Objective: To assess the benefit of a light balm containing vitamin E, tocopherol and glycerine and enriched with Aqua posae filiformis and microresyl (Emollient+) in subjects with mild AD over a period of 168 days.
Materials and Methods: For this open-label study, subjects above 3 years of age with mild and stable AD for at least 6 months before inclusion and with a SCORAD score of < 25 were eligible. Assessments took place at baseline, D14, D28, D84 and D168, and included SCORAD, flare frequency, severity of clinical signs and symptoms, skin hydration status using a Corneometer and local tolerance. QoL was assessed using the DLQI or CDLQI questionnaire. Subjects used Emollient+ at least once daily.

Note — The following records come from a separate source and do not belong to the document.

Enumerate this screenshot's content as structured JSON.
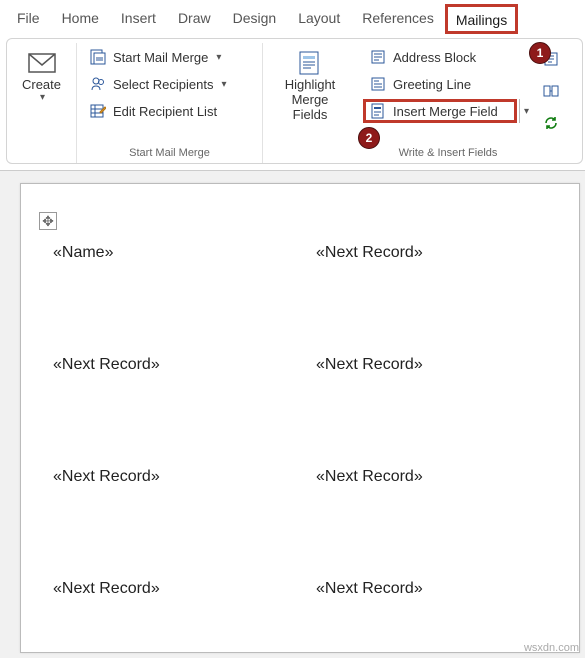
{
  "tabs": {
    "file": "File",
    "home": "Home",
    "insert": "Insert",
    "draw": "Draw",
    "design": "Design",
    "layout": "Layout",
    "references": "References",
    "mailings": "Mailings"
  },
  "callouts": {
    "one": "1",
    "two": "2"
  },
  "ribbon": {
    "create": {
      "label": "Create"
    },
    "start_merge_group": {
      "label": "Start Mail Merge",
      "start_mail_merge": "Start Mail Merge",
      "select_recipients": "Select Recipients",
      "edit_recipient_list": "Edit Recipient List"
    },
    "highlight_merge": {
      "line1": "Highlight",
      "line2": "Merge Fields"
    },
    "write_insert_group": {
      "label": "Write & Insert Fields",
      "address_block": "Address Block",
      "greeting_line": "Greeting Line",
      "insert_merge_field": "Insert Merge Field"
    }
  },
  "doc": {
    "fields": [
      "«Name»",
      "«Next Record»",
      "«Next Record»",
      "«Next Record»",
      "«Next Record»",
      "«Next Record»",
      "«Next Record»",
      "«Next Record»"
    ]
  },
  "watermark": "wsxdn.com"
}
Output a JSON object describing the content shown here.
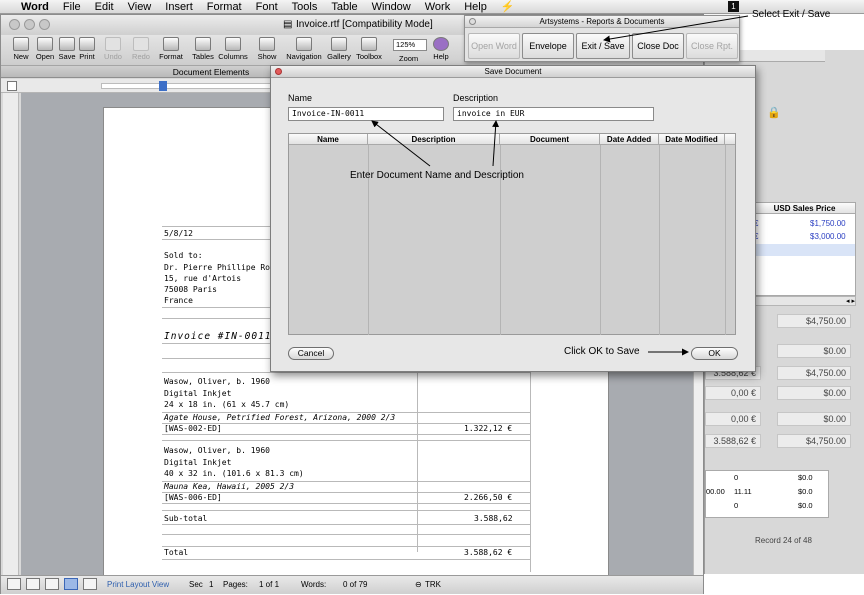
{
  "menubar": {
    "apple": "",
    "app": "Word",
    "items": [
      "File",
      "Edit",
      "View",
      "Insert",
      "Format",
      "Font",
      "Tools",
      "Table",
      "Window",
      "Work",
      "Help"
    ],
    "script_menu": "⚡",
    "right_icon": "1"
  },
  "window": {
    "title": "Invoice.rtf [Compatibility Mode]"
  },
  "toolbar": {
    "items": [
      "New",
      "Open",
      "Save",
      "Print",
      "Undo",
      "Redo",
      "Format",
      "Tables",
      "Columns",
      "Show",
      "Navigation",
      "Gallery",
      "Toolbox",
      "Zoom",
      "Help"
    ],
    "zoom_value": "125%"
  },
  "ribbon": {
    "tab": "Document Elements"
  },
  "document": {
    "date": "5/8/12",
    "sold_to_label": "Sold to:",
    "buyer": [
      "Dr. Pierre Phillipe Rober",
      "15, rue d'Artois",
      "75008 Paris",
      "France"
    ],
    "invoice_title": "Invoice #IN-0011",
    "items": [
      {
        "artist": "Wasow, Oliver, b. 1960",
        "medium": "Digital Inkjet",
        "size": "24 x 18 in. (61 x 45.7 cm)",
        "title": "Agate House, Petrified Forest, Arizona, 2000 2/3",
        "code": "[WAS-002-ED]",
        "price": "1.322,12 €"
      },
      {
        "artist": "Wasow, Oliver, b. 1960",
        "medium": "Digital Inkjet",
        "size": "40 x 32 in. (101.6 x 81.3 cm)",
        "title": "Mauna Kea, Hawaii, 2005 2/3",
        "code": "[WAS-006-ED]",
        "price": "2.266,50 €"
      }
    ],
    "subtotal_label": "Sub-total",
    "subtotal_value": "3.588,62",
    "total_label": "Total",
    "total_value": "3.588,62 €"
  },
  "statusbar": {
    "view": "Print Layout View",
    "sec_label": "Sec",
    "sec_value": "1",
    "pages_label": "Pages:",
    "pages_value": "1 of 1",
    "words_label": "Words:",
    "words_value": "0 of 79",
    "trk": "TRK"
  },
  "palette": {
    "title": "Artsystems - Reports & Documents",
    "buttons": [
      "Open Word",
      "Envelope",
      "Exit / Save",
      "Close Doc",
      "Close Rpt."
    ]
  },
  "dialog": {
    "title": "Save Document",
    "name_label": "Name",
    "name_value": "Invoice-IN-0011",
    "desc_label": "Description",
    "desc_value": "invoice in EUR",
    "columns": [
      "Name",
      "Description",
      "Document",
      "Date Added",
      "Date Modified"
    ],
    "cancel": "Cancel",
    "ok": "OK"
  },
  "annotations": {
    "exit_save": "Select Exit / Save",
    "name_desc": "Enter Document Name and Description",
    "ok": "Click OK to Save"
  },
  "db": {
    "col_header": "USD Sales Price",
    "list": [
      {
        "eur": "€",
        "usd": "$1,750.00"
      },
      {
        "eur": "€",
        "usd": "$3,000.00"
      }
    ],
    "fields": [
      {
        "left": "€",
        "right": "$4,750.00"
      },
      {
        "left": "€",
        "right": "$0.00"
      },
      {
        "left": "3.588,62 €",
        "right": "$4,750.00"
      },
      {
        "left": "0,00 €",
        "right": "$0.00"
      },
      {
        "left": "0,00 €",
        "right": "$0.00"
      },
      {
        "left": "3.588,62 €",
        "right": "$4,750.00"
      }
    ],
    "lower_rows": [
      {
        "a": "0",
        "b": "",
        "c": "$0.0"
      },
      {
        "a": "00.00",
        "b": "11.11",
        "c": "$0.0"
      },
      {
        "a": "0",
        "b": "",
        "c": "$0.0"
      }
    ],
    "record": "Record 24 of 48"
  }
}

Results: Overall, 56 subjects were included in this study. The mean age was 25.0± 20.0 years (45% children); 69.6% were females. Except for erythema in the paediatric population, all clinical parameters had significantly (all p < 0.05) improved at D28. At D168, SCORAD, signs and symptoms had significantly (all p < 0.05) improved in the global, adult and paediatric population at D168 compared to baseline. So did flares, skin hydration and QoL. The regimen was very well tolerated.
Conclusion: Emollient+ is highly beneficial and well tolerated in mild AD with early benefits in improving AD signs and symptoms and skin hydration as well as the QoL of subjects as soon as D28.
Clinicaltrials.gov identifier: NCT05783453.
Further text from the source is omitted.